Jai Rodriguez: Yeah.

WCT: You sound so sad.

JR: We have been away from the show for a year and, for us, it is bittersweet. It was weird that we didn't have a special show to sum it all up.

WCT: I interviewed Ted [ Allen ] before and he said everyone is busy with side projects all the time.

JR: Yeah, a lot of these projects are from what people did before. It's using Queer Eye for a springboard for that.

WCT: Well, you have many things going on that I want to talk about. You were born in New York, correct?

JR: I was born and raised in Long Island in a very strict born-again Christian family. So you probably would not have guessed that I would get my start playing a drag queen dying of AIDS on Broadway. The first official word that I was gay was when Queer Eye aired.

WCT: So that is how you came out: through the show?

JR: In a very, 'Hello world, I am here!' There could have been speculation before Queer Eye but when the whole world knows, you can't really take it back.

It's interesting that my family has stepped in because my mother doesn't understand it but loves me and knows that there is nothing I can do to change it. Any kind of support from her is a huge step.

WCT: You are Puerto Rican and Italian descent. How many languages do you speak?

JR: One. With my last name, people are constantly speaking Spanish to me, so I am conversational with that. I recorded a song in the studio with Emilio Estefan and thought I was so good and he was like, ' Jai, I couldn't teach Shakira English in one day and I am not going to be able to teach you Spanish in one day, either!'

WCT: You have a big theater background. What was your favorite role that you played?

JR: I did a play in Lincoln Center with Hope Davis. There was no music to support me, just straight acting. On camera, I liked being on All My Children and playing a young dad. That's always fun, having babies on soap operas and you are gay.

WCT: I can imagine. What was your audition like for Queer Eye?

JR: It was very strange. I was told it was a new Bravo show and they wanted me for this hosting thing and would be the nightlife expert. I went in to the audition and to my right was a brightly dressed blonde guy and to my left a gay Buddy Holly. I thought they were auditioning for the same part. I later found out that Carson and Ted were there to throw me off my mark and see if I could keep up. I took that as a personal attack and I was very sassy and witty.

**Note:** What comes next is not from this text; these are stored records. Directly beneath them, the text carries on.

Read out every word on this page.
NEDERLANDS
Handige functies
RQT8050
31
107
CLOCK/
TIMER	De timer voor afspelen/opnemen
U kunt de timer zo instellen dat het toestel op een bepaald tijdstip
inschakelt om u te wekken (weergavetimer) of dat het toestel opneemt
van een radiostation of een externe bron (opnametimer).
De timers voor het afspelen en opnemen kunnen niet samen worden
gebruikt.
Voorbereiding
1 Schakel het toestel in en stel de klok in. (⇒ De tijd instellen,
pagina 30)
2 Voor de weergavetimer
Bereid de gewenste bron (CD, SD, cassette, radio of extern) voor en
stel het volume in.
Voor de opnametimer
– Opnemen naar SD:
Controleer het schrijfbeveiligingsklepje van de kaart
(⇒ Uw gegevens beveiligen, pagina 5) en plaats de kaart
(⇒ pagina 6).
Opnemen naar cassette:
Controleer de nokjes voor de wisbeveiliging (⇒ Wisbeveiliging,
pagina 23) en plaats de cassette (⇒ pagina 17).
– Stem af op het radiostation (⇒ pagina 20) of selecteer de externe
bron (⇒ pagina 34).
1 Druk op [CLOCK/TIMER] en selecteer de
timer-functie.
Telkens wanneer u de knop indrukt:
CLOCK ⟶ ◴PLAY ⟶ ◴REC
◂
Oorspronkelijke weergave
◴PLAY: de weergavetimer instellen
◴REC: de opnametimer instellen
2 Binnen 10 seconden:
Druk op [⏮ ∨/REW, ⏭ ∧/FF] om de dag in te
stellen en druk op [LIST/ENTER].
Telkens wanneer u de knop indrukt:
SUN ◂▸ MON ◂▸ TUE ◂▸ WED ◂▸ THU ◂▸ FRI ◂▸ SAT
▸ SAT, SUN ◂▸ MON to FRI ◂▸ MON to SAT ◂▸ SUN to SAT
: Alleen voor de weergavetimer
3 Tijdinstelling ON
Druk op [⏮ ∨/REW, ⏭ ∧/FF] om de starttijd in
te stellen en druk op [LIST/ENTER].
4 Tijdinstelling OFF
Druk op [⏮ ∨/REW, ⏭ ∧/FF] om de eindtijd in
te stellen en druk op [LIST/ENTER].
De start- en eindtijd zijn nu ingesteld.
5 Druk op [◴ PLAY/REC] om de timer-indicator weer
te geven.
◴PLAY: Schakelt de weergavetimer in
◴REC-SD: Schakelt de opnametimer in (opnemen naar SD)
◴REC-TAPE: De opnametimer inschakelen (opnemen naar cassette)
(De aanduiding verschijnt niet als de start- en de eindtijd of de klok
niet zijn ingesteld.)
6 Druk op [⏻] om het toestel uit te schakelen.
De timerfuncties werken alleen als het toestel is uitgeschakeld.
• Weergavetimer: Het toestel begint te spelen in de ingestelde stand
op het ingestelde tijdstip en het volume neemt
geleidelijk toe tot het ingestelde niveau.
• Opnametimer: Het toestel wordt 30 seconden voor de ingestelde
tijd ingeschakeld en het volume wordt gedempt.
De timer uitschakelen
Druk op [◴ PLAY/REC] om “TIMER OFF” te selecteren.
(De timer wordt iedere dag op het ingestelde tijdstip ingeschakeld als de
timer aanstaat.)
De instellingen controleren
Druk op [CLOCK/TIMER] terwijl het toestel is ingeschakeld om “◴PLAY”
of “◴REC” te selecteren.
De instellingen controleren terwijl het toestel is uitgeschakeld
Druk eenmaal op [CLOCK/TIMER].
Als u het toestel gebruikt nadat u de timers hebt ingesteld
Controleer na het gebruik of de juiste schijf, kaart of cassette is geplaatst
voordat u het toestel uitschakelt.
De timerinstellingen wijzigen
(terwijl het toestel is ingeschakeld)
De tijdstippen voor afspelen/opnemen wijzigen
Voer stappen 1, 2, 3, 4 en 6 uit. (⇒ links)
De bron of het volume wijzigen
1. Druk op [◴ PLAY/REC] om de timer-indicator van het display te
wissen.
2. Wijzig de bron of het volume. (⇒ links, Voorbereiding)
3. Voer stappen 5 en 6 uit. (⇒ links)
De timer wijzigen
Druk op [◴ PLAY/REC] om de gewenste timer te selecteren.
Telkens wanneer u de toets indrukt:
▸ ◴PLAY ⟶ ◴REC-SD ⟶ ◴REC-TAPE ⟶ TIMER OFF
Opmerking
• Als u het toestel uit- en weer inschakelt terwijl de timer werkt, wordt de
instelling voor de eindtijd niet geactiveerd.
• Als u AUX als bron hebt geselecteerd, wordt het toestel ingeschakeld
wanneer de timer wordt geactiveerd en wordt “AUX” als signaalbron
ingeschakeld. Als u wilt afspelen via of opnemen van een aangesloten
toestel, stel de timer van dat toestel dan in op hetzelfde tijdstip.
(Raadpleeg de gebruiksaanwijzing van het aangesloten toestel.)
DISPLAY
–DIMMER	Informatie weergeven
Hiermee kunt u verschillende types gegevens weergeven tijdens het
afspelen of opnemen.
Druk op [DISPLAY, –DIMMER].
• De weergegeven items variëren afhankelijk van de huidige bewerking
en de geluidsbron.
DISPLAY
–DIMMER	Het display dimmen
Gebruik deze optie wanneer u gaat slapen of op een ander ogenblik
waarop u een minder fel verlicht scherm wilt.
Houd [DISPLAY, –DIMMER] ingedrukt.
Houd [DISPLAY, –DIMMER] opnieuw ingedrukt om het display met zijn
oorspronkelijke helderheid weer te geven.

That turned out to be what they were looking for. My agent called me and I started the next Monday.

WCT: So, it happened that fast?

JR: For me, yes, because I was the replacement.

WCT: What was the most challenging part of being the cultural guru?

JR: I think, for me, [ the most challenging aspect was ] that I was so young and did not have a cultural background. I was figuring it out as the cast and producers were figuring it out. Culture? What the hell does that really mean? I felt like I didn't have enough to do. And sure enough, the reviews came out and they said [ I was the ] 'weakest link.' I felt it was not my fault since there was no script to go by. After season one, they made it point to give me something to do with purpose.

WCT: What has been your favorite makeover?

JR: My makeover. I started the show as one person and completely left as a different person.

WCT: So Queer Eye has changed your life, too. What will you miss most about the show?

JR: The chemistry that we all had. I don't think we understood that until we moved on to other projects. I am also going to miss the paycheck and the times that we all had together. We were a family—a dysfunctional family—but a family none the less.

WCT: So what are your upcoming projects?

JR: I was just on [ the F/X TV show ] Nip/Tuck. I also have a new show on The Style Network with Daisy Fuentes called Ultimate Style that starts in November.

WCT: You have a new song that just came out.

JR: It's on airgomusic.com and on my myspace.com . Actually, I am dying to have a reason to come back and perform in Chicago.

WCT: Well, we can look forward to that.

JR: Thanks. My Nip/Tuck episode airs in December and the final season of Queer Eye for the Straight Guy is currently on Bravo.